3 February 2023 The Future is the Product of the Past

2,700-Year-Old Fragrance Containers Stretching From Egypt to Anatolia

The 2,700-year-old  fragrance containers reflecting the ancient Egyptian culture are exhibited for the first time in the private treasure room of the Izmir Archeology Museum.

As part of the You Will See What You Don’t See Project, Izmir Archeology Museum brings to light another historical artifact every month.
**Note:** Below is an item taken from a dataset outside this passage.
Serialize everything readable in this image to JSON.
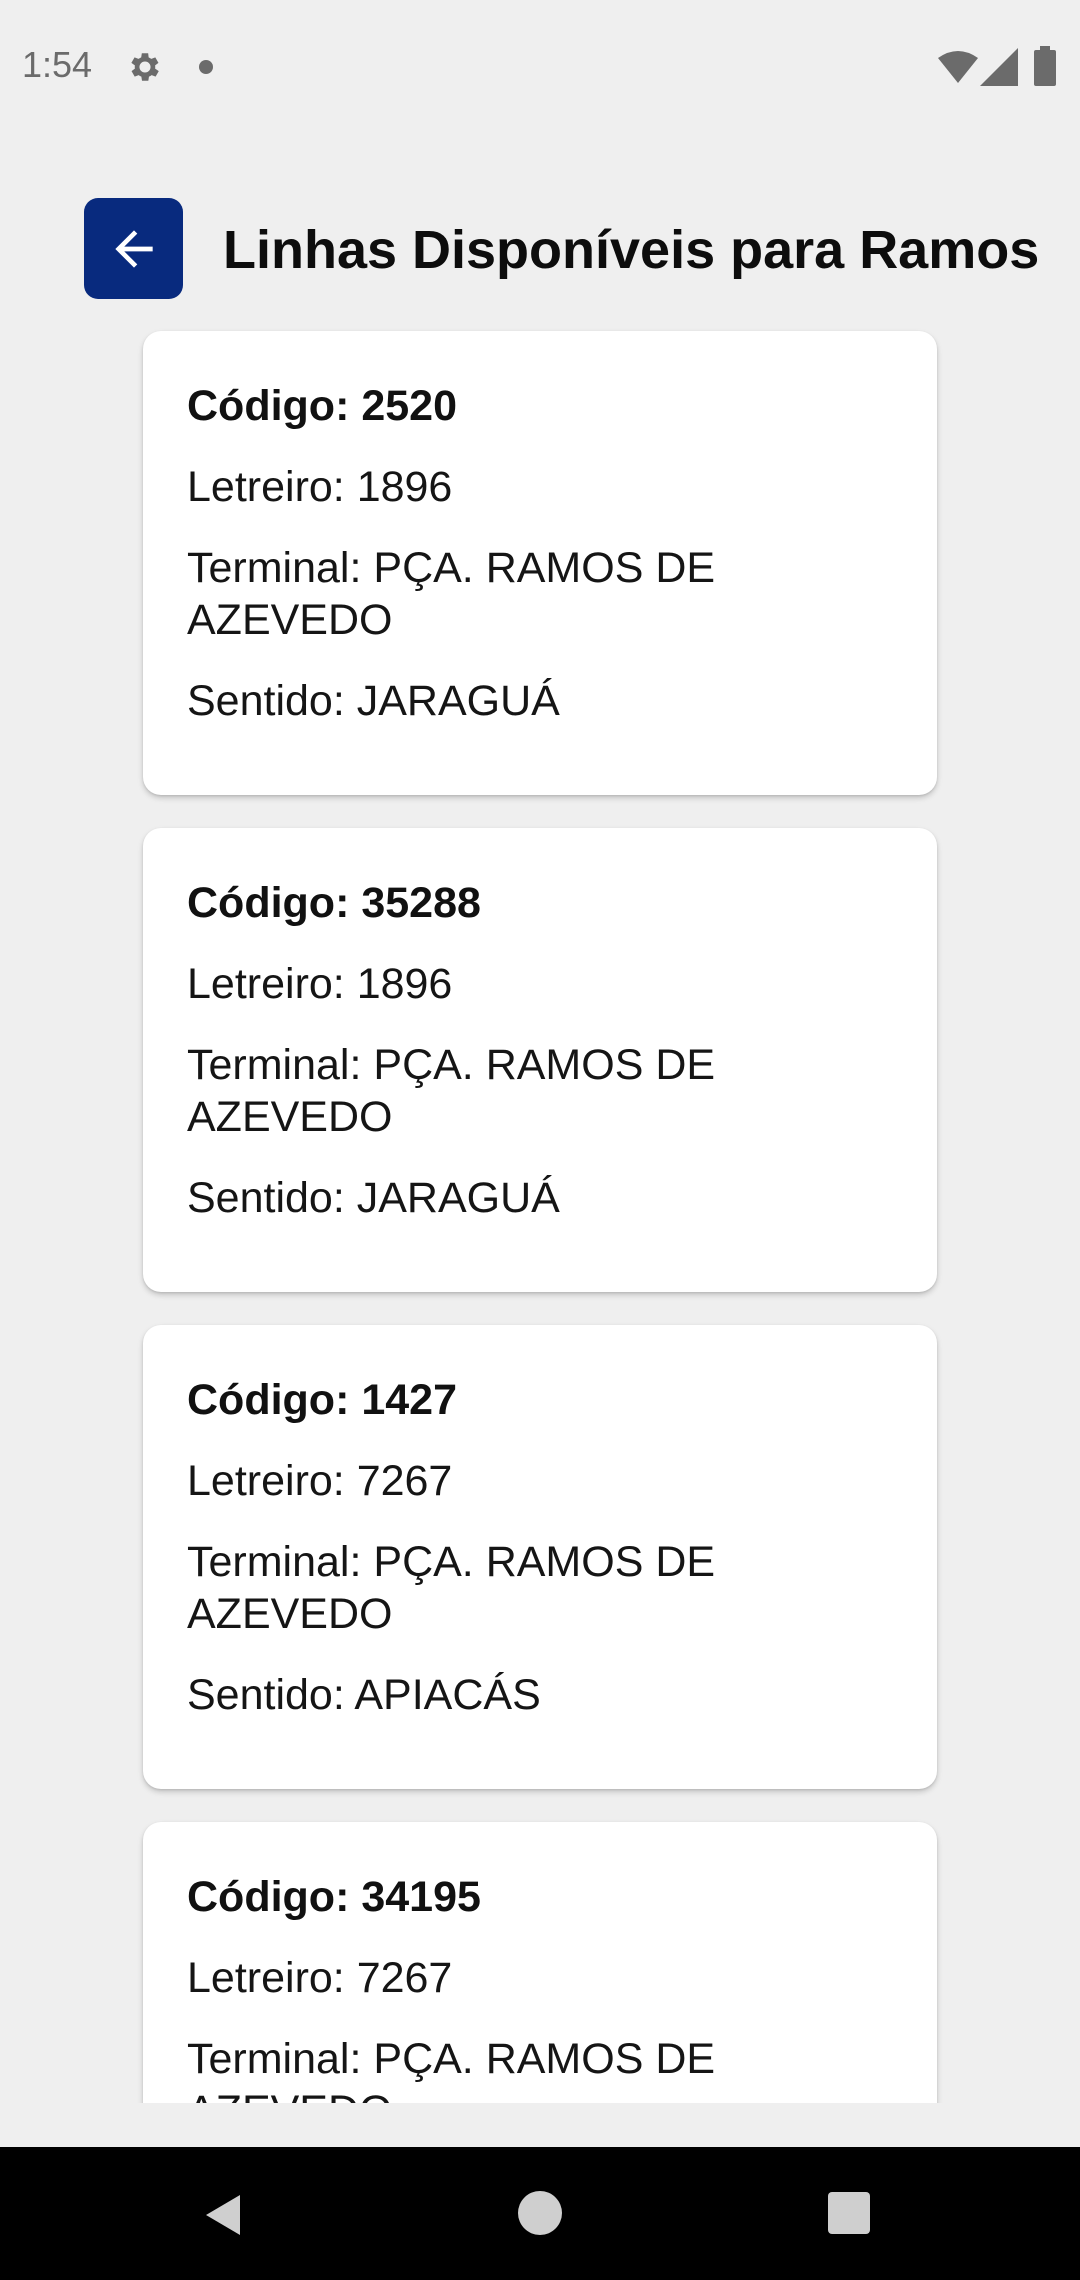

The April guest of the Izmir Archeology Museum has 3 ceremonial vessels symbolizing “The Arrival of Hapi”.

The vessels unearthed from the excavations at Bayraklı mound and Phokaia Athena Temple reflect the Egyptian culture of the archaic period with their extraordinary forms an impressive yellow, green and brown colors.

It is estimated that fragrance containers were made in the 6th or 7th century BC and reached Anatolia as a result of trade relations between Egypt and Ionia.

Symbolizes the coming of Hapi

The vessels symbolize the fertility of the Nile River, one of the most important elements of the formation of ancient Egyptian culture.

The palm crown in religious ceremonial vessels used for precious oils or Nile water is thought to symbolize the Nile River and Hapi in Egyptian mythology, which characterizes fertility.

The frog figure on the storage container is also one of the symbols of the fertility goddess Heket.

12 artifacts in 12 months

Next month, the Middle Chalcolithic Period Kilia Type Idol-Stargazer (Cyclops-sky watcher) will be exhibited as part of the project.

The June guest of the project will be the Temple Model of Artemis from the Hellenistic period, and the guest of July will be bronze strigilis (cleaning spoon) from the same period.

Figurines accompanying the Hellenistic spirit will be exhibited in August, Egyptian figurines dating to the archaic period in September, an oil bowl depicting the Achelous from the same period in October, a woman’s Proton grave gift from the classical period in November, and a cuneiform tablet from the Bronze Age will be displayed in December.

The working hours and days of the museum, which is open to visitors 5 days a week, may vary due to the epidemic, and the necessary information is shared on the website of the institution.